Monsieur le président, madame la ministre, madame la présidente de la commission de la culture, monsieur le président de la commission des affaires économiques, madame la rapporteur, mes chers collègues, cette proposition de loi est un petit texte sur un grand sujet. Elle tend à rétablir une plus juste concurrence entre les acteurs du marché du livre.
Les plateformes de vente en ligne et les librairies de vente physique ne sont pas soumises aux mêmes conditions, pour autant, il est important de faire respecter la loi Lang de 1981 sur le prix unique du livre.
Nous tenons particulièrement à rappeler notre attachement à ce dispositif et à ce précieux maillon de la chaîne de diffusion de la culture que sont les libraires et les librairies.
Il ne faut pas oublier, selon nous, le rôle de la librairie dans la chaîne du livre. Sans les librairies, il n’y a pas d’auteurs, en tout cas pas de nouveaux auteurs émergents, qui ont besoin de temps pour trouver un public. C’est dans cette optique que la loi du 10 août 1981 avait instauré le système du prix unique du livre en France, qui a permis de préserver la création littéraire et de protéger les petites librairies indépendantes contre la menace des grandes surfaces offrant une moins grande diversité d’ouvrages.
Mais, depuis 1981, et avec, en 2011, le vote de la loi relative au prix du livre numérique, des évolutions technologiques et comportementales ont modifié la façon dont les livres sont vendus. Peut-être parlera-t-on plus tard d’un changement de paradigme.
Les grandes surfaces alimentaires ou généralistes captent environ 20 % du total des ventes, qui se réduisent souvent aux best-sellers. Les grandes surfaces consacrées à la culture représentent 23 % des ventes, 15 % sont réalisées par le commerce en ligne, 12 % par la vente par correspondance et les clubs de lecture et 8 % par les kiosques et autres commerces de presse.
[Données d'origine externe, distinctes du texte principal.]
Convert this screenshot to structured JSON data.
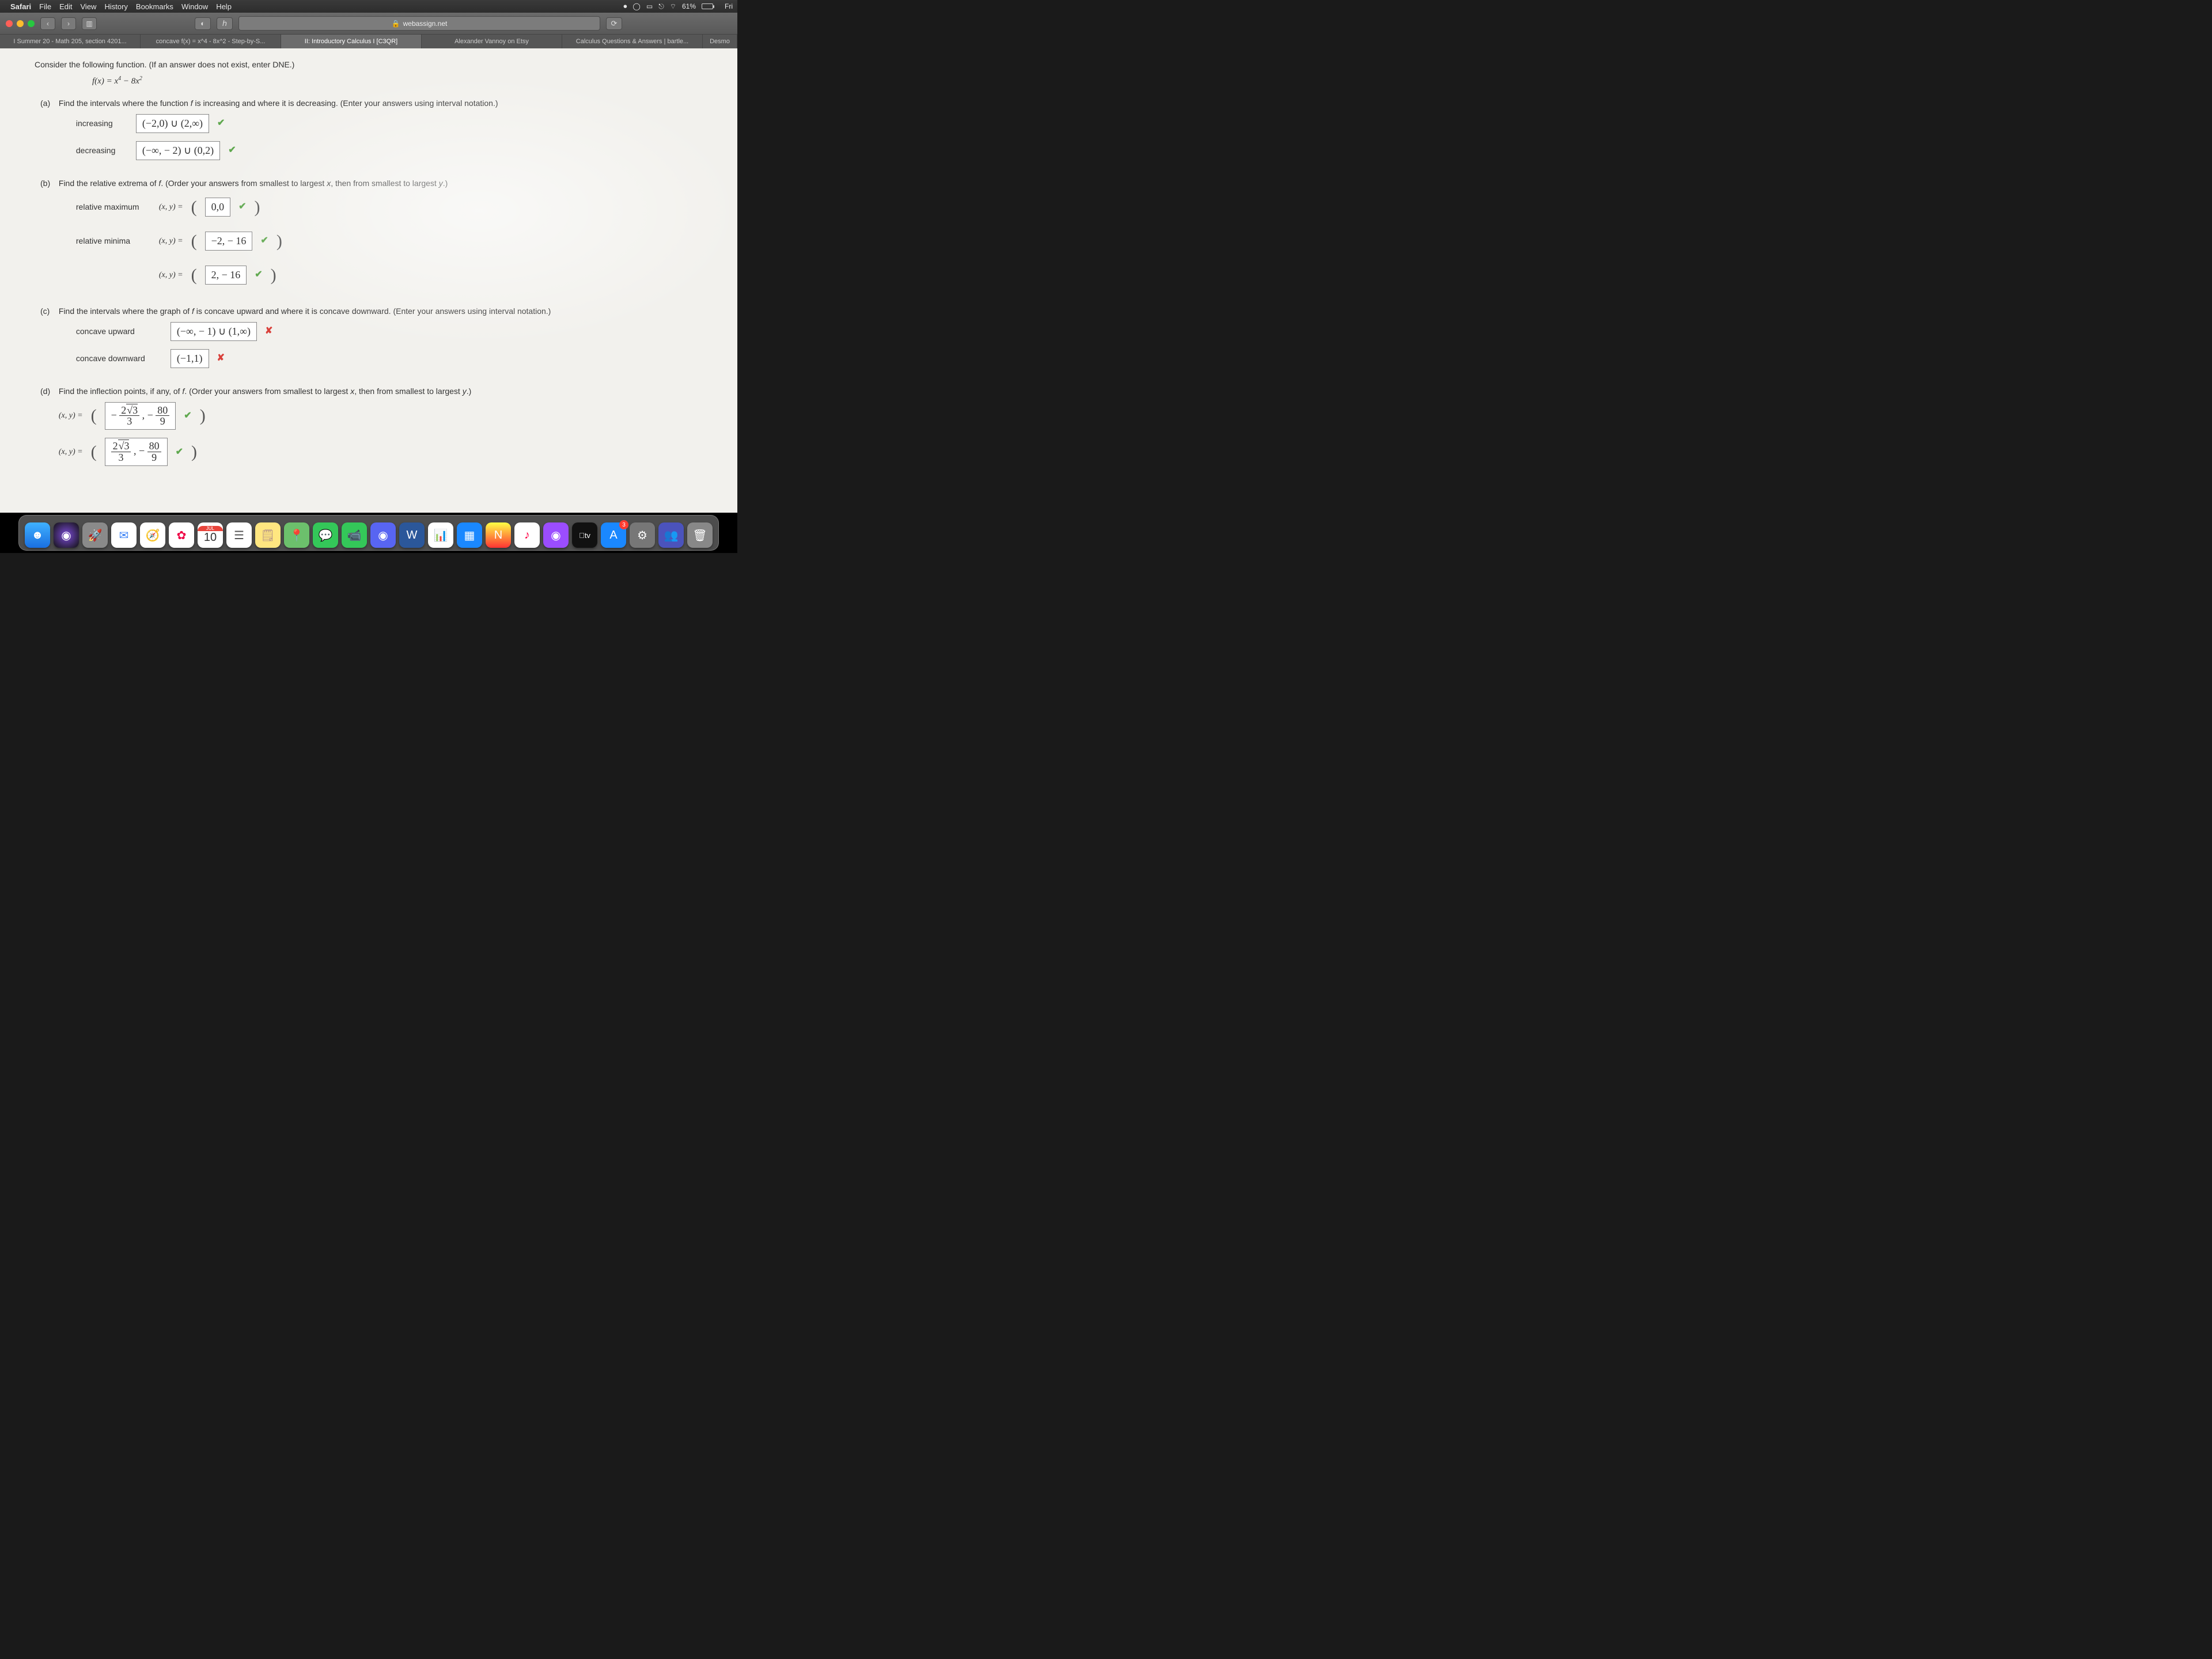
{
  "menubar": {
    "app": "Safari",
    "items": [
      "File",
      "Edit",
      "View",
      "History",
      "Bookmarks",
      "Window",
      "Help"
    ],
    "battery_pct": "61%",
    "day": "Fri"
  },
  "safari": {
    "url": "webassign.net",
    "tabs": [
      "I Summer 20 - Math 205, section 4201...",
      "concave f(x) = x^4 - 8x^2 - Step-by-S...",
      "II: Introductory Calculus I [C3QR]",
      "Alexander Vannoy on Etsy",
      "Calculus Questions & Answers | bartle...",
      "Desmo"
    ],
    "active_tab_index": 2
  },
  "problem": {
    "prompt": "Consider the following function. (If an answer does not exist, enter DNE.)",
    "function": "f(x) = x⁴ − 8x²"
  },
  "parts": {
    "a": {
      "label": "(a)",
      "text": "Find the intervals where the function f is increasing and where it is decreasing. (Enter your answers using interval notation.)",
      "rows": [
        {
          "label": "increasing",
          "answer": "(−2,0) ∪ (2,∞)",
          "mark": "check"
        },
        {
          "label": "decreasing",
          "answer": "(−∞, − 2) ∪ (0,2)",
          "mark": "check"
        }
      ]
    },
    "b": {
      "label": "(b)",
      "text": "Find the relative extrema of f. (Order your answers from smallest to largest x, then from smallest to largest y.)",
      "rows": [
        {
          "label": "relative maximum",
          "prefix": "(x, y)  =",
          "answer": "0,0",
          "mark": "check"
        },
        {
          "label": "relative minima",
          "prefix": "(x, y)  =",
          "answer": "−2, − 16",
          "mark": "check"
        },
        {
          "label": "",
          "prefix": "(x, y)  =",
          "answer": "2, − 16",
          "mark": "check"
        }
      ]
    },
    "c": {
      "label": "(c)",
      "text": "Find the intervals where the graph of f is concave upward and where it is concave downward. (Enter your answers using interval notation.)",
      "rows": [
        {
          "label": "concave upward",
          "answer": "(−∞, − 1) ∪ (1,∞)",
          "mark": "cross"
        },
        {
          "label": "concave downward",
          "answer": "(−1,1)",
          "mark": "cross"
        }
      ]
    },
    "d": {
      "label": "(d)",
      "text": "Find the inflection points, if any, of f. (Order your answers from smallest to largest x, then from smallest to largest y.)",
      "rows": [
        {
          "prefix": "(x, y)  =",
          "neg_first": true,
          "num1": "2√3",
          "den1": "3",
          "num2": "80",
          "den2": "9",
          "mark": "check"
        },
        {
          "prefix": "(x, y)  =",
          "neg_first": false,
          "num1": "2√3",
          "den1": "3",
          "num2": "80",
          "den2": "9",
          "mark": "check"
        }
      ]
    }
  },
  "dock": {
    "calendar": {
      "month": "JUL",
      "day": "10"
    },
    "badge_3": "3",
    "tv_label": "tv",
    "icons": [
      {
        "name": "finder",
        "bg": "linear-gradient(#3fb1ff,#1a6fe0)",
        "glyph": "☻"
      },
      {
        "name": "siri",
        "bg": "radial-gradient(circle,#7b4bd6,#111)",
        "glyph": "◉"
      },
      {
        "name": "launchpad",
        "bg": "#8a8a8a",
        "glyph": "🚀"
      },
      {
        "name": "mail",
        "bg": "#fff",
        "glyph": "✉",
        "fg": "#3b82f6"
      },
      {
        "name": "safari",
        "bg": "#fff",
        "glyph": "🧭",
        "fg": "#1a6fe0"
      },
      {
        "name": "photos",
        "bg": "#fff",
        "glyph": "✿",
        "fg": "#e04"
      },
      {
        "name": "calendar",
        "type": "calendar"
      },
      {
        "name": "reminders",
        "bg": "#fff",
        "glyph": "☰",
        "fg": "#555"
      },
      {
        "name": "notes",
        "bg": "#ffe680",
        "glyph": "🗒",
        "fg": "#a88"
      },
      {
        "name": "maps",
        "bg": "#6cc06c",
        "glyph": "📍"
      },
      {
        "name": "messages",
        "bg": "#34c759",
        "glyph": "💬"
      },
      {
        "name": "facetime",
        "bg": "#34c759",
        "glyph": "📹"
      },
      {
        "name": "discord",
        "bg": "#5865f2",
        "glyph": "◉"
      },
      {
        "name": "word",
        "bg": "#2b579a",
        "glyph": "W"
      },
      {
        "name": "numbers",
        "bg": "#fff",
        "glyph": "📊"
      },
      {
        "name": "keynote",
        "bg": "#1a88ff",
        "glyph": "▦"
      },
      {
        "name": "news",
        "bg": "linear-gradient(#ff4,#f33)",
        "glyph": "N"
      },
      {
        "name": "itunes",
        "bg": "#fff",
        "glyph": "♪",
        "fg": "#f04"
      },
      {
        "name": "podcasts",
        "bg": "#9b4dff",
        "glyph": "◉"
      },
      {
        "name": "appletv",
        "type": "tv"
      },
      {
        "name": "appstore",
        "bg": "#1a88ff",
        "glyph": "A",
        "badge": "3"
      },
      {
        "name": "sysprefs",
        "bg": "#777",
        "glyph": "⚙"
      },
      {
        "name": "teams",
        "bg": "#4b53bc",
        "glyph": "👥"
      },
      {
        "name": "trash",
        "bg": "#888",
        "glyph": "🗑"
      }
    ]
  },
  "colors": {
    "correct": "#5fa84e",
    "incorrect": "#d9403a",
    "page_bg": "#f2f1ed",
    "box_border": "#888"
  }
}
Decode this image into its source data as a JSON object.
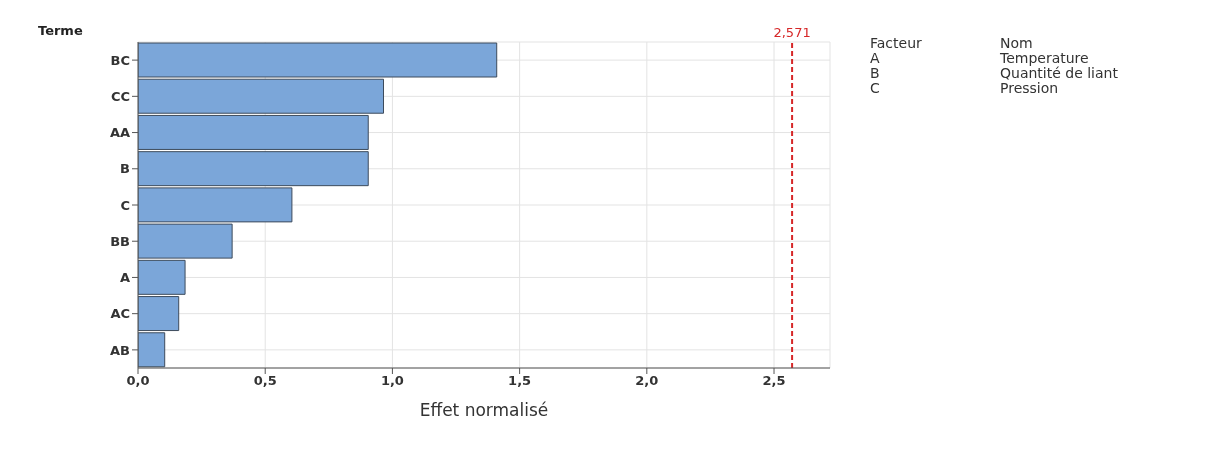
{
  "chart_data": {
    "type": "bar",
    "orientation": "horizontal",
    "ylabel": "Terme",
    "xlabel": "Effet normalisé",
    "categories": [
      "BC",
      "CC",
      "AA",
      "B",
      "C",
      "BB",
      "A",
      "AC",
      "AB"
    ],
    "values": [
      1.41,
      0.965,
      0.905,
      0.905,
      0.605,
      0.37,
      0.185,
      0.16,
      0.105
    ],
    "color": "#7ba6d9",
    "xlim": [
      0,
      2.72
    ],
    "xticks": [
      {
        "value": 0,
        "label": "0,0"
      },
      {
        "value": 0.5,
        "label": "0,5"
      },
      {
        "value": 1,
        "label": "1,0"
      },
      {
        "value": 1.5,
        "label": "1,5"
      },
      {
        "value": 2,
        "label": "2,0"
      },
      {
        "value": 2.5,
        "label": "2,5"
      }
    ],
    "ref_lines": [
      {
        "axis": "x",
        "value": 2.571,
        "label": "2,571",
        "color": "#d62728",
        "line_style": "dashed"
      }
    ],
    "grid": true,
    "annotations": [
      "Facteur",
      "Nom",
      "A",
      "Temperature",
      "B",
      "Quantité de liant",
      "C",
      "Pression"
    ]
  }
}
Les librairies indépendantes réalisent, quant à elles, 24 % du total des ventes de livres physiques. Ce dernier résultat ne doit pas pour autant faire oublier les fermetures régulières et regrettables de librairies, comme à Beauvais, ni le dépôt de bilan des cinquante-sept librairies Chapitre, qui constituent autant de signaux inquiétants et autant d’emplois détruits.
Plus important encore, par un mouvement croisé, les ventes de livres chutent de 3, 8 % dans les petites libraires, alors qu’elles progressent de 9, 7 % dans la vente à distance.
La vente en ligne constitue ainsi une nouvelle forme de concurrence redoutable, pour laquelle le livre est devenu un produit d’appel permettant à des officines de constituer des fichiers de clients qui seront utilisés demain à d’autres fins.
Le problème tient au fait que les sites de vente en ligne offrent des frais de port gratuits. C’est ce qui a motivé le dépôt de cette proposition de loi, car il s’agit d’un moyen de contourner la loi de 1981. Cela n’est pas acceptable, ainsi qu’il a été dit dans la présentation de la proposition de loi, acté à l’Assemblée nationale et revu en commission.
Ainsi, pour tenter de soutenir les librairies, la proposition de loi que nous examinons a pour objectif l’interdiction du cumul du rabais de 5 % et de la gratuité des frais de port.
Nous saluons le travail de la rapporteur, Bariza Khiari, qui a complété le dispositif proposé, afin d’indiquer que le service de livraison ne peut être offert à titre gratuit, dès lors que la commande n’est pas remise en magasin.
Mes chers collègues, cette proposition de loi ne suffira vraisemblablement pas à sauver le modèle traditionnel des librairies de proximité, mais, sans ce texte, ces établissements ne disposeraient pas du temps utile pour s’adapter aux évolutions nécessaires. En ce sens, cette proposition de loi constitue une bouée, et c’est certainement positif.
Au-delà, le débat de ce soir pose aussi la question du modèle culturel que nous souhaitons pour le livre et l’édition et, par extension, le modèle de société que nous voulons. Pour soutenir le livre, il faut non seulement des auteurs qui écrivent des ouvrages de qualité, mais aussi des lecteurs qui achètent ou empruntent ces livres, dans un écosystème très délicat.
La véritable cause du présent débat tient au manque de fair-playd’une entreprise qui a eu une idée de génie et qui, simplement, en contournant les règles du droit du travail et du droit fiscal, parvient à instaurer un avantage compétitif absolument déloyal par rapport aux petites librairies.